By INDERIA SAUNDERS ~ Guardian Business Reporter ~ Inderia@nasguard.com:
Hotel executives have noted a 50 percent increase in applicants for its tourism industry scholarship program a trend executives call evidence of continuing interest in the devastated sector. It may also point to the inability of Bahamians to pay for training in a field not as lucrative as it was just two years earlier.
"We're seeing more students who want to enroll in tourism-related, post-secondary programs," Frank Comito, one of the organizer's of the Bahamas Hotel Association's tourism scholarship program, said last Friday. "The economy is an interruption in a trend line."
They're comments centered on apparent interest in its tourism-based training program despite a recent falloff in visitor arrivals. The decline, say some experts, points to the need to diversify the economy outside of a fickle tourism industry.
Still, Comito calls the current downturn a minor hurdle in tourism's long-term path.
"We've seen additional scholarship applicants and I think part of it reflects the economic situation," he said. "People are looking for ways to save money, but they're also not turning their backs on the industry, recognizing that in the long term that's the strength in our economy and it's not going to go away."
Presently, parents and students who had relatively easy access to financing from the banks before the recession are feeling the pinch of a tight economy as banks shrink from lending. The educational loan programs now in place tend to favor those in professional studies like medicine and accounting where the risk of default is assumed to be less.
The global phenomenon is one contributing to a change in the way students everywhere select a college, seeking cheaper education options, usually closer to home, or deferring that education.
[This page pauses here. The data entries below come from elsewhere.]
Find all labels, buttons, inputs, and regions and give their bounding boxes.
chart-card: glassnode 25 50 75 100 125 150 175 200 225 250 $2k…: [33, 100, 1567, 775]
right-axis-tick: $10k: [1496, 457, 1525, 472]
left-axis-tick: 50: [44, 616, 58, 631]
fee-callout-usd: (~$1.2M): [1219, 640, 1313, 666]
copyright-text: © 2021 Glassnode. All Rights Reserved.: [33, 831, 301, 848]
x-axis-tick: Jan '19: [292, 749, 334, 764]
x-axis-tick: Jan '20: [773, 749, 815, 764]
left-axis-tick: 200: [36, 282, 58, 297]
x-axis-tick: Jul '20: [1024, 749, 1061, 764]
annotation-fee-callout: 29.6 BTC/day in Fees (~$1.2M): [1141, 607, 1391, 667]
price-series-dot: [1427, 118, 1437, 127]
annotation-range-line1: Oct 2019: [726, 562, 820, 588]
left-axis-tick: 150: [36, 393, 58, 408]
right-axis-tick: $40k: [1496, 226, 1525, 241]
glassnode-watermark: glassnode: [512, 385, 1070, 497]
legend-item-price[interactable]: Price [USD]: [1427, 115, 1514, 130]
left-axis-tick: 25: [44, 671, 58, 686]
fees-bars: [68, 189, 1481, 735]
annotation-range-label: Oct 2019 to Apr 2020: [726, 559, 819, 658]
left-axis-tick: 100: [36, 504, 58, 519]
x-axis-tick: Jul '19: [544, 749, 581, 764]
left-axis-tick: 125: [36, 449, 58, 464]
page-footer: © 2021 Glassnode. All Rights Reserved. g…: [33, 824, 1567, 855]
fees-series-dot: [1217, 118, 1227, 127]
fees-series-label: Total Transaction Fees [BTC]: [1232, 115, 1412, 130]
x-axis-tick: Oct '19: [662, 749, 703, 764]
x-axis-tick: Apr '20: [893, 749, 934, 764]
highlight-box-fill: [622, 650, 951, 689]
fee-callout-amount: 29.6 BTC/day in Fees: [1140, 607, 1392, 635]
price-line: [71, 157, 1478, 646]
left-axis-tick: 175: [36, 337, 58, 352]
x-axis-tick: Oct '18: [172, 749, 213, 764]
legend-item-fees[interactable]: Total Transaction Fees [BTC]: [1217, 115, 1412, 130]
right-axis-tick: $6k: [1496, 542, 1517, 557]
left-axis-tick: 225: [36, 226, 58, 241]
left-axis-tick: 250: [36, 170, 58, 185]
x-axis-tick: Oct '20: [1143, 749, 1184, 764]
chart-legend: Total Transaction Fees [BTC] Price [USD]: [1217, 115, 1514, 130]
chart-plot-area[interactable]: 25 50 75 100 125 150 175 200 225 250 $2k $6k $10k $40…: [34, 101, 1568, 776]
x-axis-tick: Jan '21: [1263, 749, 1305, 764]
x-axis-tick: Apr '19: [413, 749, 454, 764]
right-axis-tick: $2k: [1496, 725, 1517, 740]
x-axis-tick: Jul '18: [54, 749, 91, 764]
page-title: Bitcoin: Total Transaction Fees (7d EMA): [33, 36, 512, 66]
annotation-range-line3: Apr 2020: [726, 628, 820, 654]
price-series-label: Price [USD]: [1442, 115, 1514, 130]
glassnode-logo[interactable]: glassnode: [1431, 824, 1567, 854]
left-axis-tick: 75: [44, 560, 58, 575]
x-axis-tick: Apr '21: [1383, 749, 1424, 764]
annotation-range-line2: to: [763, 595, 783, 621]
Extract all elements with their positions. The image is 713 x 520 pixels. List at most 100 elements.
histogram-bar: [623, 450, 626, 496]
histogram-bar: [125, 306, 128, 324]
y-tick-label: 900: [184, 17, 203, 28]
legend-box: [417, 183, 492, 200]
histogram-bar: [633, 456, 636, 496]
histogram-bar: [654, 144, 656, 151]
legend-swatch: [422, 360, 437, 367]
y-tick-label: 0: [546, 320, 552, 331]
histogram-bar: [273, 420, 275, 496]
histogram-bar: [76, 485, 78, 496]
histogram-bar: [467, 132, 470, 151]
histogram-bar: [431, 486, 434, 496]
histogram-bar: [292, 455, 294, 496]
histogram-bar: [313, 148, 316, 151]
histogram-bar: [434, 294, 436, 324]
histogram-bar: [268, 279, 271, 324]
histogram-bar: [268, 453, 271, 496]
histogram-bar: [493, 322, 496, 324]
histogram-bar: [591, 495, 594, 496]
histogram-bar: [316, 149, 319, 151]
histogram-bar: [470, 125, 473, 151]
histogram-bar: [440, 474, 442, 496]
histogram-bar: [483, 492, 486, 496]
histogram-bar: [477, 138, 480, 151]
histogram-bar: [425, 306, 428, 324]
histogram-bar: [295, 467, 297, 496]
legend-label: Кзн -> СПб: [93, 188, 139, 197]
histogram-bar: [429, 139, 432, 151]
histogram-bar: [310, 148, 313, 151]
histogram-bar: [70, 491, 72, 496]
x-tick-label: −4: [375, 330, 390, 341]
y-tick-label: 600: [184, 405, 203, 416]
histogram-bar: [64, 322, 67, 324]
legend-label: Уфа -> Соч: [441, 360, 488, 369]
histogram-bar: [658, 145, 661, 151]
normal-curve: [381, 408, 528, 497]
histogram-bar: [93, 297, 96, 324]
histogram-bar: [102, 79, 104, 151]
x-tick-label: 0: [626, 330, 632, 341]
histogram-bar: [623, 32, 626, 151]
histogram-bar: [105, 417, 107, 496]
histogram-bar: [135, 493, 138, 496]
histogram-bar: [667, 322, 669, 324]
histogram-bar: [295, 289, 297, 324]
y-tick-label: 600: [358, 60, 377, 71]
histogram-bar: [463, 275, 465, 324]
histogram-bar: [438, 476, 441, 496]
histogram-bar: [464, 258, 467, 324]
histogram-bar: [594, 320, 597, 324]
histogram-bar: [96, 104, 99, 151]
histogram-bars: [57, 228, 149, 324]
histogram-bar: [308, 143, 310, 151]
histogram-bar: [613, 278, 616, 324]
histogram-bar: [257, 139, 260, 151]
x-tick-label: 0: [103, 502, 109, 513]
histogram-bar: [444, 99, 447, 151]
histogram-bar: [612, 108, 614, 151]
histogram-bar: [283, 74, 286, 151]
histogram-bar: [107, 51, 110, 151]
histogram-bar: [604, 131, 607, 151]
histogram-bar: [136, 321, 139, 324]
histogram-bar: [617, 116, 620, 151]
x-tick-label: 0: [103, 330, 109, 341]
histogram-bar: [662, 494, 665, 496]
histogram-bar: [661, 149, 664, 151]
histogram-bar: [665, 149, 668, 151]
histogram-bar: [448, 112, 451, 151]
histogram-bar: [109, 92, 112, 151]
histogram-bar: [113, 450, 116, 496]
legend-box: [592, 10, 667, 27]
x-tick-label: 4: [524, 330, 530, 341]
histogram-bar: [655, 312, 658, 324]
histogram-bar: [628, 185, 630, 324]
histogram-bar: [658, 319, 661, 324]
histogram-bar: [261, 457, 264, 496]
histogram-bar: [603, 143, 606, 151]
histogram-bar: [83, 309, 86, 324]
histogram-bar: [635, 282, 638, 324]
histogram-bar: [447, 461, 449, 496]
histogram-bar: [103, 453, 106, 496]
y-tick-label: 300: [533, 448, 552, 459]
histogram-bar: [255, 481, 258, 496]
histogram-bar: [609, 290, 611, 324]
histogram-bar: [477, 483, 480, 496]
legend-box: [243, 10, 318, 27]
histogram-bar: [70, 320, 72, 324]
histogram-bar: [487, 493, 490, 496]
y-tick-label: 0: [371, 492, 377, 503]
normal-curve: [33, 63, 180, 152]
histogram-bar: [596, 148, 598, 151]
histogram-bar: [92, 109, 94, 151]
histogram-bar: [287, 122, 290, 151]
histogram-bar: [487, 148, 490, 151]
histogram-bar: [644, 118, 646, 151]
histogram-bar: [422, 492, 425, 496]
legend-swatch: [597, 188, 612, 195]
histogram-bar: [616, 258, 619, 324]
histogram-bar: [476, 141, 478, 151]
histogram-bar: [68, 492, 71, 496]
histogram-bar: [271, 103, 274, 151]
At the College of The Bahamas, a 20 percent increase in applications was recorded for what is expected to be a very economically challenging fall semester for the institution as well as its students.
The turn of events represents some 400 more applicants interested in attending COB this year than compared a year ago. It may be the best indication yet of the inability of students and/or their parents to pay the tuition at many schools abroad during these economically trying times. It may also help explain the growing number of scholarship applications.
Still, it has afforded Comito and his tourism-related partners an opportunity.
"We will continue to be very much engaged in tourism as [the mainstay in] our economy because it's the natural God-given strength we have," he said. "Our challenge is to continue to grow it, develop the people and take advantage of all opportunities.
"We're going to be stronger at the end of this."